Along with the microservice architecture, we see organisations using API gateways to manage both their external and internal services. In this article, we examine why the API gateway is needed and what it is capable of.
Insight in brief
This article discusses:
- Use Cases and Features of an API Gateway
- Downsides of API Gateways
Traditionally, a web client will communicate directly with the server that is serving the request. With the adoption of the microservice pattern, the simplest approach would be to let client applications communicate directly with our microservices.
For simple applications, this approach can still work. But for large enterprise systems, we will soon encounter serious issues. The most obvious being the number of network calls. With net-work speed and bandwidth coming at a premium, is there a way to keep the microservice architecture and still allow clients to make as little calls to the backend as possible? Here is where the API gateway pattern comes in.
What is an API gateway?
An API gateway is an infrastructure layer that sits in front of your backend services. Its purpose is to serve requests from the client by routing it to the right backend service.
Many companies today are deploying their microservices and API gateway to the cloud under the same cloud provider. By doing so, these services can now communicate internally and enjoy the benefit of faster network speeds and higher bandwidth. The end result is an overall improvement in the response time of the API, and if done correctly, a reduction in the number of network calls.
From the above diagram, we also observe that the API gateway is also a single point of entry for the clients to consume APIs. This positions the API gateway to handle key responsibilities including but not limited to security, authentication and rate-limiting.
Use Cases and Features of an API Gateway
The most classic use case would be that of request routing. Beyond just forwarding the requests to the respective backend services, the API gateway can use API composition to aggregate the responses from several microservices and serve them as one response back to the client. This streamlines the process and in turn, potentially reduces the number of requests required to be made to the backend services.
Most modern clients consume API responses in the form of REST/JSON, but before this was popular, many older systems used SOAP/XML to communicate. With the gateway, it can use API transformation which translates REST calls from the modern clients to compatible SOAP calls to communicate with legacy systems. Many organisations with legacy systems will see this as a huge positive as they would not have to spend time and money to redevelop working systems which are often very large and complex.
Serving Multiple Platforms
Mobile and TV devices are now much more connected than before and that brings a new set of challenges to developers who serve this group of users. These platforms are usually limited by their hardware and that translates into having very d ifferent network and bandwidth requirements from the traditional desktop computer. As an example, a mobile device connected to the internet via mobile network would have less bandwidth to transmit data as compared to a desktop connected via LAN. An API gateway will be a perfect candidate to serve the right data to the right clients based on differing device requirements. This is also known as the Backend-for-Frontend pattern.

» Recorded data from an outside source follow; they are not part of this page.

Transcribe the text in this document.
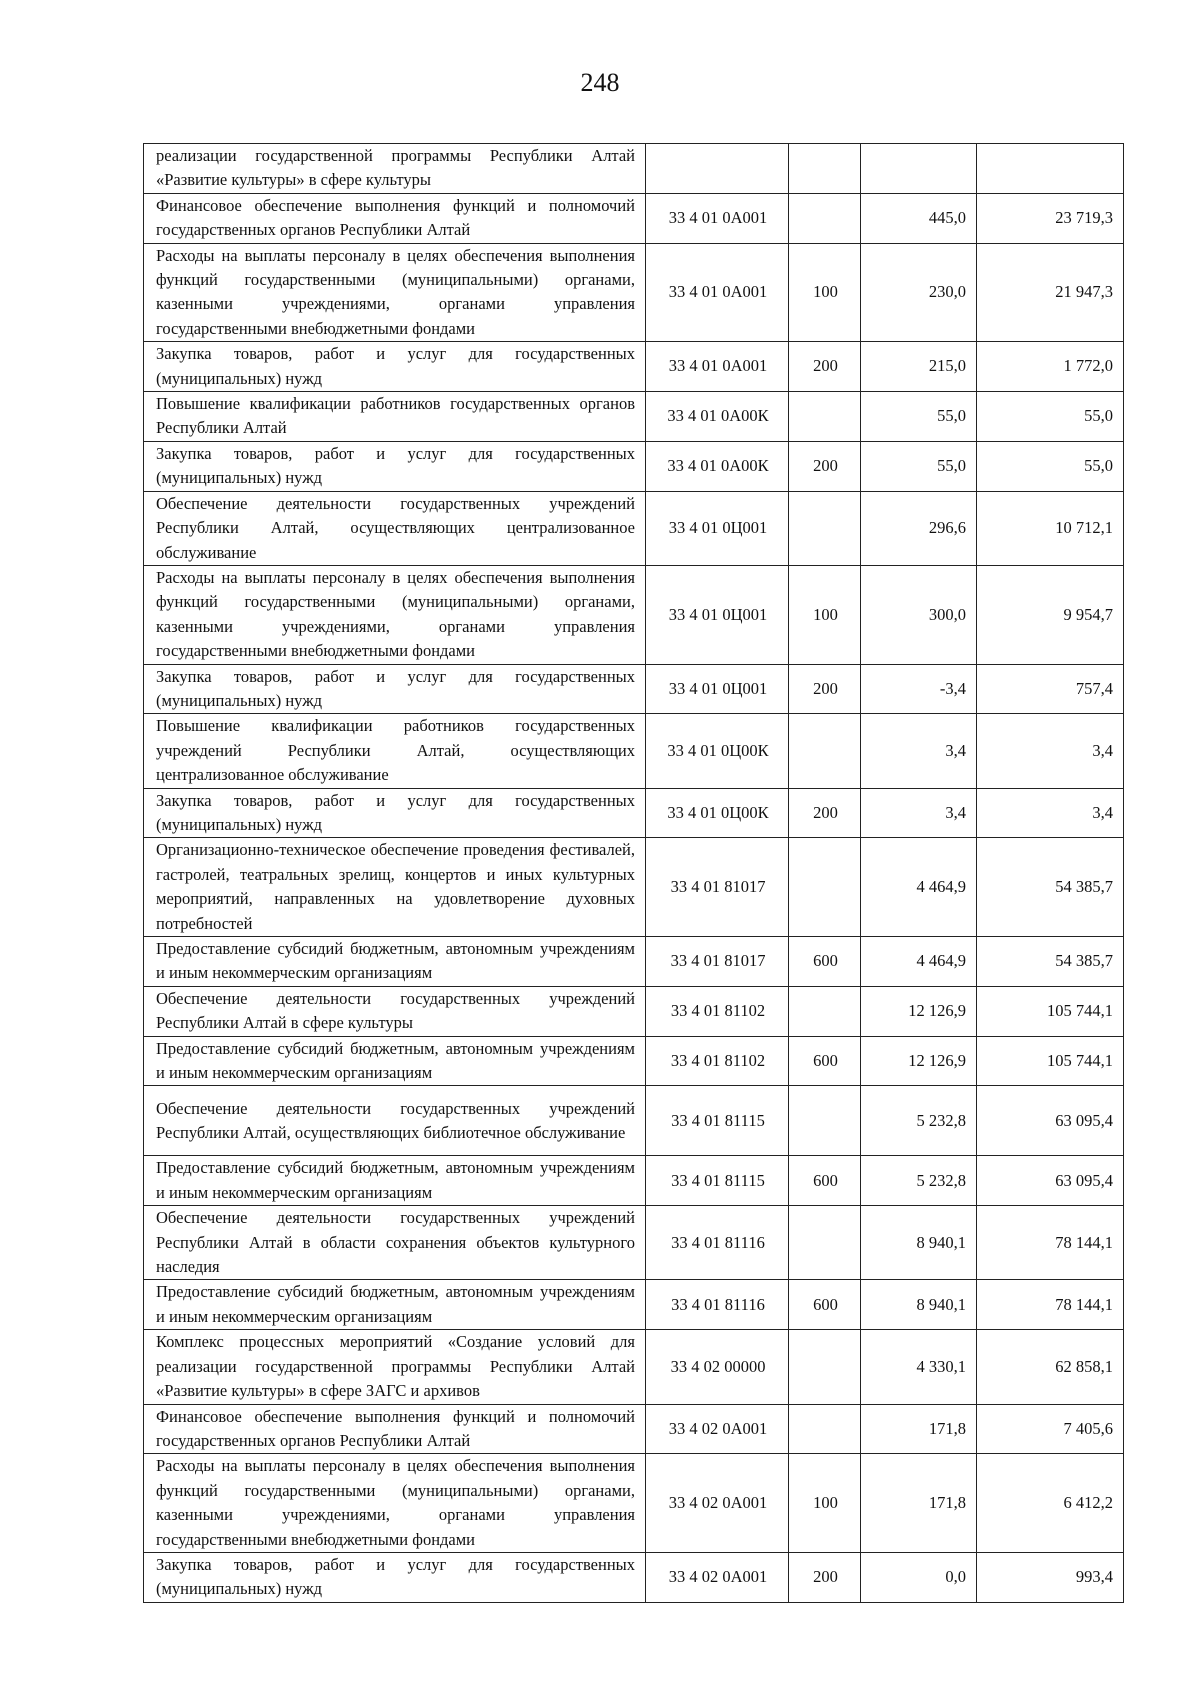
248
реализации государственной программы Республики Алтай «Развитие культуры» в сфере культуры				
Финансовое обеспечение выполнения функций и полномочий государственных органов Республики Алтай	33 4 01 0А001		445,0	23 719,3
Расходы на выплаты персоналу в целях обеспечения выполнения функций государственными (муниципальными) органами, казенными учреждениями, органами управления государственными внебюджетными фондами	33 4 01 0А001	100	230,0	21 947,3
Закупка товаров, работ и услуг для государственных (муниципальных) нужд	33 4 01 0А001	200	215,0	1 772,0
Повышение квалификации работников государственных органов Республики Алтай	33 4 01 0А00К		55,0	55,0
Закупка товаров, работ и услуг для государственных (муниципальных) нужд	33 4 01 0А00К	200	55,0	55,0
Обеспечение деятельности государственных учреждений Республики Алтай, осуществляющих централизованное обслуживание	33 4 01 0Ц001		296,6	10 712,1
Расходы на выплаты персоналу в целях обеспечения выполнения функций государственными (муниципальными) органами, казенными учреждениями, органами управления государственными внебюджетными фондами	33 4 01 0Ц001	100	300,0	9 954,7
Закупка товаров, работ и услуг для государственных (муниципальных) нужд	33 4 01 0Ц001	200	-3,4	757,4
Повышение квалификации работников государственных учреждений Республики Алтай, осуществляющих централизованное обслуживание	33 4 01 0Ц00К		3,4	3,4
Закупка товаров, работ и услуг для государственных (муниципальных) нужд	33 4 01 0Ц00К	200	3,4	3,4
Организационно-техническое обеспечение проведения фестивалей, гастролей, театральных зрелищ, концертов и иных культурных мероприятий, направленных на удовлетворение духовных потребностей	33 4 01 81017		4 464,9	54 385,7
Предоставление субсидий бюджетным, автономным учреждениям и иным некоммерческим организациям	33 4 01 81017	600	4 464,9	54 385,7
Обеспечение деятельности государственных учреждений Республики Алтай в сфере культуры	33 4 01 81102		12 126,9	105 744,1
Предоставление субсидий бюджетным, автономным учреждениям и иным некоммерческим организациям	33 4 01 81102	600	12 126,9	105 744,1
Обеспечение деятельности государственных учреждений Республики Алтай, осуществляющих библиотечное обслуживание	33 4 01 81115		5 232,8	63 095,4
Предоставление субсидий бюджетным, автономным учреждениям и иным некоммерческим организациям	33 4 01 81115	600	5 232,8	63 095,4
Обеспечение деятельности государственных учреждений Республики Алтай в области сохранения объектов культурного наследия	33 4 01 81116		8 940,1	78 144,1
Предоставление субсидий бюджетным, автономным учреждениям и иным некоммерческим организациям	33 4 01 81116	600	8 940,1	78 144,1
Комплекс процессных мероприятий «Создание условий для реализации государственной программы Республики Алтай «Развитие культуры» в сфере ЗАГС и архивов	33 4 02 00000		4 330,1	62 858,1
Финансовое обеспечение выполнения функций и полномочий государственных органов Республики Алтай	33 4 02 0А001		171,8	7 405,6
Расходы на выплаты персоналу в целях обеспечения выполнения функций государственными (муниципальными) органами, казенными учреждениями, органами управления государственными внебюджетными фондами	33 4 02 0А001	100	171,8	6 412,2
Закупка товаров, работ и услуг для государственных (муниципальных) нужд	33 4 02 0А001	200	0,0	993,4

Security and Gateway Offloading of Cross-cutting Concerns
More device types also mean more requests made to backend systems. It is therefore not hard to see that there is a need to protect microservices from potential attacks. Without an API gate-way, each team that develops the microservice will have to implement their own authentication mechanism and also manage their security updates. By having to focus on cross-cutting concerns, it distracts the team from focusing on their main service.
What if we can offload these responsibilities to a centralised service? This is where the gateway offloading pattern can be used where cross-cutting concerns are assumed by the API gate-way. If multiple microservices share the same concerns such as authentication, monitoring, throttling etc, this pattern will be highly beneficial as a dedicated team with the necessary skills can manage this aspect.
As discussed, the API gateway is the single point of entry for all requests and therefore has the ability to potentially stop a malicious attack before it reaches the backend services. Enforcing request authentication at the gateway makes calls to microservices more secure by ensuring that each request has the right to make the call.
Another form of security measure is the enforcement of certain rules and policies. One key security feature is rate-limiting of APIs. In order to provide APIs reliably without overloading the backend services, steps have to be taken to make sure that any exposed API is not open to un-limited calls from a single source. Even if those calls are legitimate, it is important to ensure that other consumers are able to also use the API at an optimal level.
What are the downsides of API gateway?
The additional layer of infrastructure requires development and maintenance. This is not much of a downside because while you can develop your own API gateway, there are already major players in this field offering their version of the gateway. Popular options include Kong, AWS, NGINX, Red Hat, etc.
Being a critical piece of infrastructure, you might find yourself being locked-in to one of the abovementioned service providers. Features offered will differ and it might not be straightforward to migrate from one provider to another. One way to mitigate this risk is to examine your needs properly and decide if a gateway provider has all the features you seek. Another way is to use different gateway providers when adapting the Backend-for-Frontend pattern for different parts of your architecture.
As a single point of entry, there is the risk of it being a bottleneck. It is therefore important to scale your gateway correctly to cater to spikes in traffic and have the right procedures in place when updating your gateways.
The API gateway pattern is an important infrastructure in any modern large-scale system simply because of the many benefits it brings to the table. It is therefore not hard to see why organisations of all sizes are using API gateways to better manage their services.